History tells us that they don’t. So the Clinton Justice Department believed Bill Gates and his Microsoft Empire are the moral equivalent of Lucifer. By contrast, the Bush Justice Department, administering the same laws, believes that the company has committed no crime. Someone must be wrong. Was the Sherman Law changed?
No, the politically interpreted nature of this law changed with the change of administrations. So the Lyndon Johnson Justice Department claimed that IBM was violating the law, but the Nixon Justice Department--all sworn to administer these same laws--said the lawsuit was no big deal and settled it on easy terms.

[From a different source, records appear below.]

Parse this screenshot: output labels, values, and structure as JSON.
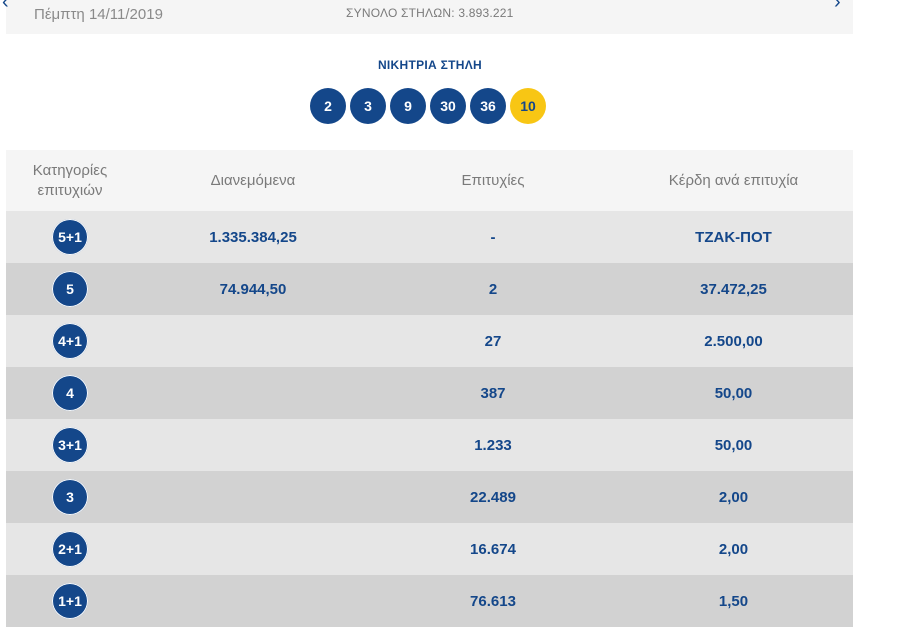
{
  "header": {
    "date": "Πέμπτη 14/11/2019",
    "total_columns": "ΣΥΝΟΛΟ ΣΤΗΛΩΝ: 3.893.221",
    "prev_icon": "chevron-left-icon",
    "next_icon": "chevron-right-icon"
  },
  "winning": {
    "title": "ΝΙΚΗΤΡΙΑ ΣΤΗΛΗ",
    "numbers": [
      "2",
      "3",
      "9",
      "30",
      "36"
    ],
    "joker": "10",
    "colors": {
      "ball": "#14478a",
      "joker": "#f8c614"
    }
  },
  "table": {
    "headers": {
      "category": "Κατηγορίες επιτυχιών",
      "distributed": "Διανεμόμενα",
      "winners": "Επιτυχίες",
      "prize": "Κέρδη ανά επιτυχία"
    },
    "rows": [
      {
        "category": "5+1",
        "distributed": "1.335.384,25",
        "winners": "-",
        "prize": "ΤΖΑΚ-ΠΟΤ"
      },
      {
        "category": "5",
        "distributed": "74.944,50",
        "winners": "2",
        "prize": "37.472,25"
      },
      {
        "category": "4+1",
        "distributed": "",
        "winners": "27",
        "prize": "2.500,00"
      },
      {
        "category": "4",
        "distributed": "",
        "winners": "387",
        "prize": "50,00"
      },
      {
        "category": "3+1",
        "distributed": "",
        "winners": "1.233",
        "prize": "50,00"
      },
      {
        "category": "3",
        "distributed": "",
        "winners": "22.489",
        "prize": "2,00"
      },
      {
        "category": "2+1",
        "distributed": "",
        "winners": "16.674",
        "prize": "2,00"
      },
      {
        "category": "1+1",
        "distributed": "",
        "winners": "76.613",
        "prize": "1,50"
      }
    ]
  }
}
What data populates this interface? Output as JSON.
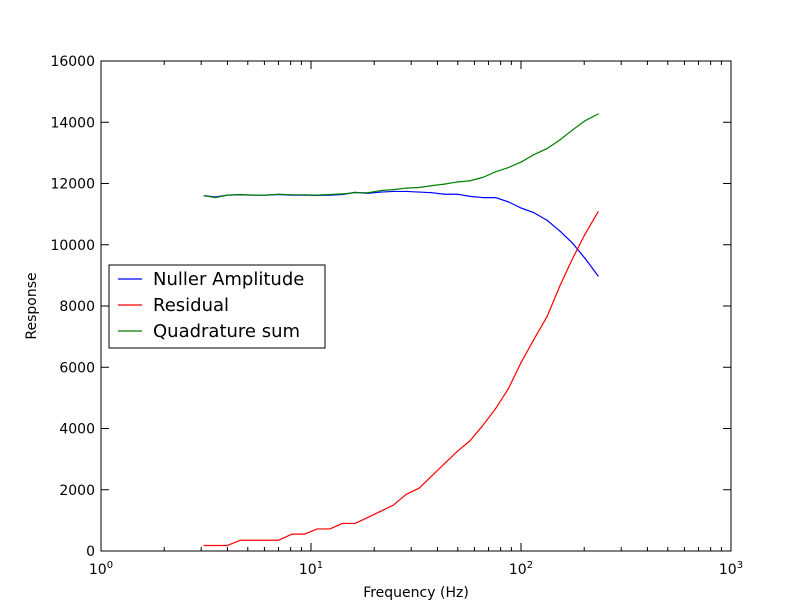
{
  "chart_data": {
    "type": "line",
    "title": "",
    "xlabel": "Frequency (Hz)",
    "ylabel": "Response",
    "xscale": "log",
    "xlim": [
      1,
      1000
    ],
    "ylim": [
      0,
      16000
    ],
    "x_ticks": [
      1,
      10,
      100,
      1000
    ],
    "x_tick_labels": [
      {
        "base": "10",
        "exp": "0"
      },
      {
        "base": "10",
        "exp": "1"
      },
      {
        "base": "10",
        "exp": "2"
      },
      {
        "base": "10",
        "exp": "3"
      }
    ],
    "y_ticks": [
      0,
      2000,
      4000,
      6000,
      8000,
      10000,
      12000,
      14000,
      16000
    ],
    "y_tick_labels": [
      "0",
      "2000",
      "4000",
      "6000",
      "8000",
      "10000",
      "12000",
      "14000",
      "16000"
    ],
    "grid": false,
    "legend_position": "center-left",
    "x": [
      3.1,
      3.5,
      4.0,
      4.6,
      5.3,
      6.1,
      7.0,
      8.1,
      9.3,
      10.7,
      12.3,
      14.1,
      16.2,
      18.7,
      21.5,
      24.7,
      28.4,
      32.7,
      37.6,
      43.2,
      49.7,
      57.2,
      65.8,
      75.7,
      87.1,
      100.0,
      115.0,
      133.0,
      153.0,
      176.0,
      202.0,
      233.0
    ],
    "series": [
      {
        "name": "Nuller Amplitude",
        "color": "#0000ff",
        "values": [
          11600,
          11560,
          11620,
          11630,
          11620,
          11620,
          11640,
          11620,
          11620,
          11610,
          11620,
          11640,
          11710,
          11680,
          11720,
          11740,
          11740,
          11720,
          11700,
          11650,
          11650,
          11580,
          11540,
          11540,
          11400,
          11200,
          11050,
          10800,
          10450,
          10050,
          9550,
          8980
        ]
      },
      {
        "name": "Residual",
        "color": "#ff0000",
        "values": [
          180,
          180,
          180,
          350,
          350,
          350,
          350,
          550,
          550,
          720,
          720,
          900,
          900,
          1100,
          1300,
          1500,
          1850,
          2050,
          2450,
          2850,
          3250,
          3600,
          4100,
          4650,
          5300,
          6150,
          6900,
          7650,
          8650,
          9550,
          10350,
          11080
        ]
      },
      {
        "name": "Quadrature sum",
        "color": "#008000",
        "values": [
          11600,
          11540,
          11620,
          11640,
          11620,
          11620,
          11650,
          11630,
          11630,
          11620,
          11640,
          11660,
          11700,
          11700,
          11770,
          11800,
          11850,
          11870,
          11930,
          11980,
          12050,
          12090,
          12200,
          12380,
          12520,
          12700,
          12940,
          13140,
          13420,
          13750,
          14050,
          14270
        ]
      }
    ]
  }
}
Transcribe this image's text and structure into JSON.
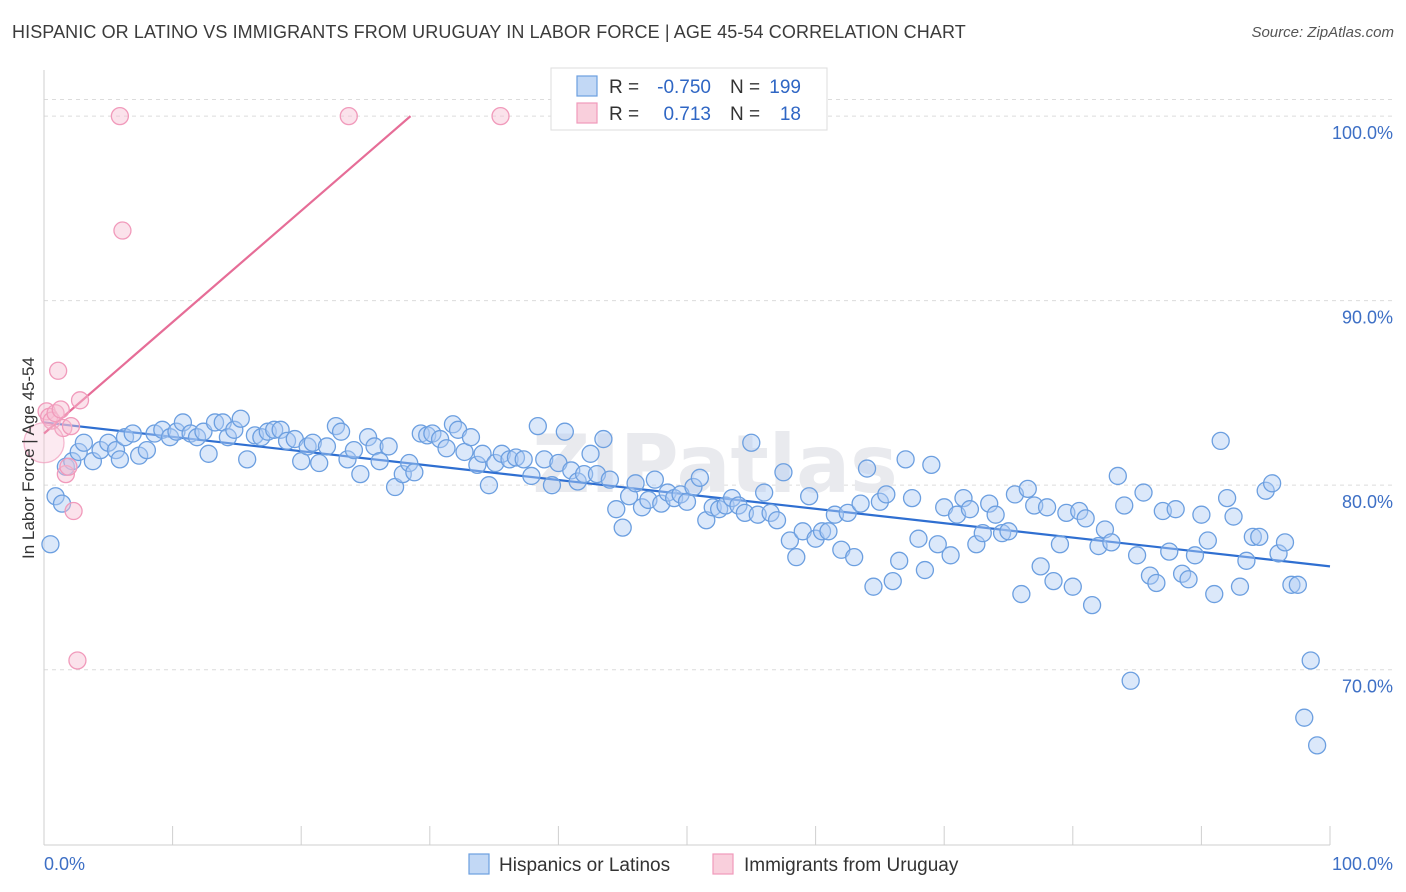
{
  "header": {
    "title": "HISPANIC OR LATINO VS IMMIGRANTS FROM URUGUAY IN LABOR FORCE | AGE 45-54 CORRELATION CHART",
    "source": "Source: ZipAtlas.com"
  },
  "watermark": "ZIPatlas",
  "chart_data": {
    "type": "scatter",
    "title": "HISPANIC OR LATINO VS IMMIGRANTS FROM URUGUAY IN LABOR FORCE | AGE 45-54 CORRELATION CHART",
    "xlabel": "",
    "ylabel": "In Labor Force | Age 45-54",
    "xlim": [
      0,
      100
    ],
    "ylim": [
      60.5,
      102.5
    ],
    "x_tick_labels": [
      "0.0%",
      "100.0%"
    ],
    "y_ticks": [
      70,
      80,
      90,
      100
    ],
    "y_tick_labels": [
      "70.0%",
      "80.0%",
      "90.0%",
      "100.0%"
    ],
    "grid": true,
    "legend_position": "top-center",
    "series": [
      {
        "name": "Hispanics or Latinos",
        "color": "#6c9fe0",
        "line_color": "#2f6fd1",
        "r_label": "R =",
        "r_value": "-0.750",
        "n_label": "N =",
        "n_value": "199",
        "trend": [
          [
            0,
            83.4
          ],
          [
            100,
            75.6
          ]
        ],
        "points": [
          [
            0.5,
            76.8
          ],
          [
            0.9,
            79.4
          ],
          [
            1.4,
            79.0
          ],
          [
            1.7,
            81.0
          ],
          [
            2.2,
            81.3
          ],
          [
            2.7,
            81.8
          ],
          [
            3.1,
            82.3
          ],
          [
            3.8,
            81.3
          ],
          [
            4.4,
            81.9
          ],
          [
            5.0,
            82.3
          ],
          [
            5.6,
            81.9
          ],
          [
            5.9,
            81.4
          ],
          [
            6.3,
            82.6
          ],
          [
            6.9,
            82.8
          ],
          [
            7.4,
            81.6
          ],
          [
            8.0,
            81.9
          ],
          [
            8.6,
            82.8
          ],
          [
            9.2,
            83.0
          ],
          [
            9.8,
            82.6
          ],
          [
            10.3,
            82.9
          ],
          [
            10.8,
            83.4
          ],
          [
            11.4,
            82.8
          ],
          [
            11.9,
            82.6
          ],
          [
            12.4,
            82.9
          ],
          [
            12.8,
            81.7
          ],
          [
            13.3,
            83.4
          ],
          [
            13.9,
            83.4
          ],
          [
            14.3,
            82.6
          ],
          [
            14.8,
            83.0
          ],
          [
            15.3,
            83.6
          ],
          [
            15.8,
            81.4
          ],
          [
            16.4,
            82.7
          ],
          [
            16.9,
            82.6
          ],
          [
            17.4,
            82.9
          ],
          [
            17.9,
            83.0
          ],
          [
            18.4,
            83.0
          ],
          [
            18.9,
            82.4
          ],
          [
            19.5,
            82.5
          ],
          [
            20.0,
            81.3
          ],
          [
            20.5,
            82.1
          ],
          [
            20.9,
            82.3
          ],
          [
            21.4,
            81.2
          ],
          [
            22.0,
            82.1
          ],
          [
            22.7,
            83.2
          ],
          [
            23.1,
            82.9
          ],
          [
            23.6,
            81.4
          ],
          [
            24.1,
            81.9
          ],
          [
            24.6,
            80.6
          ],
          [
            25.2,
            82.6
          ],
          [
            25.7,
            82.1
          ],
          [
            26.1,
            81.3
          ],
          [
            26.8,
            82.1
          ],
          [
            27.3,
            79.9
          ],
          [
            27.9,
            80.6
          ],
          [
            28.4,
            81.2
          ],
          [
            28.8,
            80.7
          ],
          [
            29.3,
            82.8
          ],
          [
            29.8,
            82.7
          ],
          [
            30.2,
            82.8
          ],
          [
            30.8,
            82.5
          ],
          [
            31.3,
            82.0
          ],
          [
            31.8,
            83.3
          ],
          [
            32.2,
            83.0
          ],
          [
            32.7,
            81.8
          ],
          [
            33.2,
            82.6
          ],
          [
            33.7,
            81.1
          ],
          [
            34.1,
            81.7
          ],
          [
            34.6,
            80.0
          ],
          [
            35.1,
            81.2
          ],
          [
            35.6,
            81.7
          ],
          [
            36.2,
            81.4
          ],
          [
            36.7,
            81.5
          ],
          [
            37.3,
            81.4
          ],
          [
            37.9,
            80.5
          ],
          [
            38.4,
            83.2
          ],
          [
            38.9,
            81.4
          ],
          [
            39.5,
            80.0
          ],
          [
            40.0,
            81.2
          ],
          [
            40.5,
            82.9
          ],
          [
            41.0,
            80.8
          ],
          [
            41.5,
            80.2
          ],
          [
            42.0,
            80.6
          ],
          [
            42.5,
            81.7
          ],
          [
            43.0,
            80.6
          ],
          [
            43.5,
            82.5
          ],
          [
            44.0,
            80.3
          ],
          [
            44.5,
            78.7
          ],
          [
            45.0,
            77.7
          ],
          [
            45.5,
            79.4
          ],
          [
            46.0,
            80.1
          ],
          [
            46.5,
            78.8
          ],
          [
            47.0,
            79.2
          ],
          [
            47.5,
            80.3
          ],
          [
            48.0,
            79.0
          ],
          [
            48.5,
            79.6
          ],
          [
            49.0,
            79.3
          ],
          [
            49.5,
            79.5
          ],
          [
            50.0,
            79.1
          ],
          [
            50.5,
            79.9
          ],
          [
            51.0,
            80.4
          ],
          [
            51.5,
            78.1
          ],
          [
            52.0,
            78.8
          ],
          [
            52.5,
            78.7
          ],
          [
            53.0,
            78.9
          ],
          [
            53.5,
            79.3
          ],
          [
            54.0,
            78.9
          ],
          [
            54.5,
            78.5
          ],
          [
            55.0,
            82.3
          ],
          [
            55.5,
            78.4
          ],
          [
            56.0,
            79.6
          ],
          [
            56.5,
            78.5
          ],
          [
            57.0,
            78.1
          ],
          [
            57.5,
            80.7
          ],
          [
            58.0,
            77.0
          ],
          [
            58.5,
            76.1
          ],
          [
            59.0,
            77.5
          ],
          [
            59.5,
            79.4
          ],
          [
            60.0,
            77.1
          ],
          [
            60.5,
            77.5
          ],
          [
            61.0,
            77.5
          ],
          [
            61.5,
            78.4
          ],
          [
            62.0,
            76.5
          ],
          [
            62.5,
            78.5
          ],
          [
            63.0,
            76.1
          ],
          [
            63.5,
            79.0
          ],
          [
            64.0,
            80.9
          ],
          [
            64.5,
            74.5
          ],
          [
            65.0,
            79.1
          ],
          [
            65.5,
            79.5
          ],
          [
            66.0,
            74.8
          ],
          [
            66.5,
            75.9
          ],
          [
            67.0,
            81.4
          ],
          [
            67.5,
            79.3
          ],
          [
            68.0,
            77.1
          ],
          [
            68.5,
            75.4
          ],
          [
            69.0,
            81.1
          ],
          [
            69.5,
            76.8
          ],
          [
            70.0,
            78.8
          ],
          [
            70.5,
            76.2
          ],
          [
            71.0,
            78.4
          ],
          [
            71.5,
            79.3
          ],
          [
            72.0,
            78.7
          ],
          [
            72.5,
            76.8
          ],
          [
            73.0,
            77.4
          ],
          [
            73.5,
            79.0
          ],
          [
            74.0,
            78.4
          ],
          [
            74.5,
            77.4
          ],
          [
            75.0,
            77.5
          ],
          [
            75.5,
            79.5
          ],
          [
            76.0,
            74.1
          ],
          [
            76.5,
            79.8
          ],
          [
            77.0,
            78.9
          ],
          [
            77.5,
            75.6
          ],
          [
            78.0,
            78.8
          ],
          [
            78.5,
            74.8
          ],
          [
            79.0,
            76.8
          ],
          [
            79.5,
            78.5
          ],
          [
            80.0,
            74.5
          ],
          [
            80.5,
            78.6
          ],
          [
            81.0,
            78.2
          ],
          [
            81.5,
            73.5
          ],
          [
            82.0,
            76.7
          ],
          [
            82.5,
            77.6
          ],
          [
            83.0,
            76.9
          ],
          [
            83.5,
            80.5
          ],
          [
            84.0,
            78.9
          ],
          [
            84.5,
            69.4
          ],
          [
            85.0,
            76.2
          ],
          [
            85.5,
            79.6
          ],
          [
            86.0,
            75.1
          ],
          [
            86.5,
            74.7
          ],
          [
            87.0,
            78.6
          ],
          [
            87.5,
            76.4
          ],
          [
            88.0,
            78.7
          ],
          [
            88.5,
            75.2
          ],
          [
            89.0,
            74.9
          ],
          [
            89.5,
            76.2
          ],
          [
            90.0,
            78.4
          ],
          [
            90.5,
            77.0
          ],
          [
            91.0,
            74.1
          ],
          [
            91.5,
            82.4
          ],
          [
            92.0,
            79.3
          ],
          [
            92.5,
            78.3
          ],
          [
            93.0,
            74.5
          ],
          [
            93.5,
            75.9
          ],
          [
            94.0,
            77.2
          ],
          [
            94.5,
            77.2
          ],
          [
            95.0,
            79.7
          ],
          [
            95.5,
            80.1
          ],
          [
            96.0,
            76.3
          ],
          [
            96.5,
            76.9
          ],
          [
            97.0,
            74.6
          ],
          [
            97.5,
            74.6
          ],
          [
            98.0,
            67.4
          ],
          [
            98.5,
            70.5
          ],
          [
            99.0,
            65.9
          ]
        ]
      },
      {
        "name": "Immigrants from Uruguay",
        "color": "#f19abb",
        "line_color": "#e66d97",
        "r_label": "R =",
        "r_value": "0.713",
        "n_label": "N =",
        "n_value": "18",
        "trend": [
          [
            0,
            82.8
          ],
          [
            28.5,
            100
          ]
        ],
        "points": [
          [
            0.2,
            84.0
          ],
          [
            0.4,
            83.7
          ],
          [
            0.6,
            83.5
          ],
          [
            0.9,
            83.9
          ],
          [
            1.1,
            86.2
          ],
          [
            1.3,
            84.1
          ],
          [
            1.5,
            83.1
          ],
          [
            1.7,
            80.6
          ],
          [
            1.9,
            81.0
          ],
          [
            2.1,
            83.2
          ],
          [
            2.3,
            78.6
          ],
          [
            2.6,
            70.5
          ],
          [
            2.8,
            84.6
          ],
          [
            5.9,
            100
          ],
          [
            6.1,
            93.8
          ],
          [
            23.7,
            100
          ],
          [
            35.5,
            100
          ],
          [
            0.0,
            82.3
          ]
        ]
      }
    ]
  }
}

The quixotic, insane quest of regulators will continue just as long as these laws are on the books and as long as these regulators feel compelled to impose a dictatorship of virtue. Most of the people in Cervantes’s delightful novel “Don Quixote” could see that this poor man was crazy. Are Americans ready to understand that our regulatory masters are charging into windmills? That their golden helmets are nothing but shaving basins? That their schemes are about a century behind the times?
I would rather take my chances with the IBMs, the Microsofts, or even the Nasdaqs of this world. After all, no one forces me to buy Gates’s software or IBM’s product or to use Nasdaq’s trading platform. Unfortunately, the government can and does force me--through the coercive power of taxation--to pay for its wretched bureaucracies, whose only products are inefficiency, politics, and endless confusion.